Step 3: Turn “Training For” Into One Clear Sentence

This is the sentence that should guide your decisions all year:

“I am training for __________ so that I can __________.”

Examples:

  • “I am training for fat loss so I can feel lighter, move better, and stop fighting my body.”

  • “I am training for strength so I can feel capable and confident again.”

  • “I am training for consistency so I can rebuild trust in myself.”

If your training plan doesn’t support that sentence, it needs to change.

Step 4: Build Your Weekly Rules (Not Hopes)

Once you know what you’re training for, you need rules, not motivation.

Example weekly rules:

  • I train 3 days per week, no exceptions.

  • I hit 8–15k steps per day.

  • I eat protein at every meal.

  • I stop eating after a set time most nights.

  • I track my weight and waist weekly.

Rules remove decision fatigue.
Rules are how consistency actually happens.

Step 5: Use Training as a Feedback Loop

Your training should answer these questions every week:

  • Am I moving closer to what I’m training for?

  • Do I feel better, worse, or the same?

  • Is my body responding?

If the answer is “no,” you don’t quit — you adjust:

  • More steps

  • Better sleep

  • Tighter nutrition

  • Less intensity, more consistency

Progress comes from refinement, not reinvention.

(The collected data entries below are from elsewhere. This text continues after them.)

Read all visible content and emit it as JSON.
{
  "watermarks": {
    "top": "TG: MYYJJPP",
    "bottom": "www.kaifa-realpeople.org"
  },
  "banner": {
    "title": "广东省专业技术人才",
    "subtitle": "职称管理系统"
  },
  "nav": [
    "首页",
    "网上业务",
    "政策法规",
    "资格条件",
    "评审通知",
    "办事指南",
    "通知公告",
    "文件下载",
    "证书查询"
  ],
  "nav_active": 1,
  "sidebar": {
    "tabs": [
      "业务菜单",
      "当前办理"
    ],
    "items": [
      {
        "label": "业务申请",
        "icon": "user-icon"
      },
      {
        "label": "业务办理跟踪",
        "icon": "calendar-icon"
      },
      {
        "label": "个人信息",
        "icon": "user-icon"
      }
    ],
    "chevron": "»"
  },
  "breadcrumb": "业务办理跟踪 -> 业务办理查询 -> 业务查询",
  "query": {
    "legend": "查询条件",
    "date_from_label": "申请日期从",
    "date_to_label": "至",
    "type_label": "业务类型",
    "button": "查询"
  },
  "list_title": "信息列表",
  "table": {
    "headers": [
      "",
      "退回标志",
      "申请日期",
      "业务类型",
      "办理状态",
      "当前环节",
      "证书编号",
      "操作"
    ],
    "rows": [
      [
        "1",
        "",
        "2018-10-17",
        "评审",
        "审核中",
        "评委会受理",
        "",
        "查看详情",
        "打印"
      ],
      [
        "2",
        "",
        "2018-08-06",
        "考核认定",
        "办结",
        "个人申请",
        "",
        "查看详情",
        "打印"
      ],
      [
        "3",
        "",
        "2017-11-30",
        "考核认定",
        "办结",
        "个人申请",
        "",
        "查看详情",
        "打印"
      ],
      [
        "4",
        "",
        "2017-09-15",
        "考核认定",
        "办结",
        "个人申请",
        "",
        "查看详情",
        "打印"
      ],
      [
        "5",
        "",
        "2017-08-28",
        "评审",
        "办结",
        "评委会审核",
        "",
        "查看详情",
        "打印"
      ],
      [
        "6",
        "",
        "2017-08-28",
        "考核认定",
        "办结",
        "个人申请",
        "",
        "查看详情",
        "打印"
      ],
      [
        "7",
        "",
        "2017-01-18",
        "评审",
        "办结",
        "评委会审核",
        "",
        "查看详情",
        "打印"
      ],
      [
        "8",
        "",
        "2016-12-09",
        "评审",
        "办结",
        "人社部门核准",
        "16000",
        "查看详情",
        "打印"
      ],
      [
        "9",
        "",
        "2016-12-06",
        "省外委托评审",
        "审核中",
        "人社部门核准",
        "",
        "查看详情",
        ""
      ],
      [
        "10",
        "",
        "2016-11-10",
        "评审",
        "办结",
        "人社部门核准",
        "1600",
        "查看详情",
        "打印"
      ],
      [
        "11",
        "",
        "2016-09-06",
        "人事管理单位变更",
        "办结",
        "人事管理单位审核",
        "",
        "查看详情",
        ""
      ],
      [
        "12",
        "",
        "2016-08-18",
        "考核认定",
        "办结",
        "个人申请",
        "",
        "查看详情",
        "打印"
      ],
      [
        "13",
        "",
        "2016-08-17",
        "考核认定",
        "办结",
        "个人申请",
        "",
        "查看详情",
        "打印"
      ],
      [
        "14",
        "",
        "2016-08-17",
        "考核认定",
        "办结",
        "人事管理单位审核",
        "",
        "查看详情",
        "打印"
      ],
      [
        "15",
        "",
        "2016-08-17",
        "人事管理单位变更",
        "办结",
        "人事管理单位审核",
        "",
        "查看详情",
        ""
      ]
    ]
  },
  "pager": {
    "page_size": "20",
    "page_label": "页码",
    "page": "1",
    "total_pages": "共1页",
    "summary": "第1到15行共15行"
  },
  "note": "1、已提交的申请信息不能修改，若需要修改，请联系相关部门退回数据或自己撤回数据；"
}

Why This Matters More Than Motivation

Motivation is unreliable.
Clarity is not.

When you know what you’re training for:

  • You don’t chase random workouts

  • You don’t panic after a bad week

  • You don’t quit when progress slows

  • You don’t rely on hype to show up

You execute because the plan makes sense.

Your Assignment (Do This Today)

Take 5 minutes and answer this — in writing:

  1. What am I training for this year?

  2. What problem is this training meant to solve?

  3. What 3 rules will I follow weekly to support that?

That’s it.

No quotes.
No affirmations.
No fluff.

Just clarity.

Because when you’re clear on what you’re training for, everything else — workouts, food, recovery — becomes easier to execute.

And that’s how real results are built.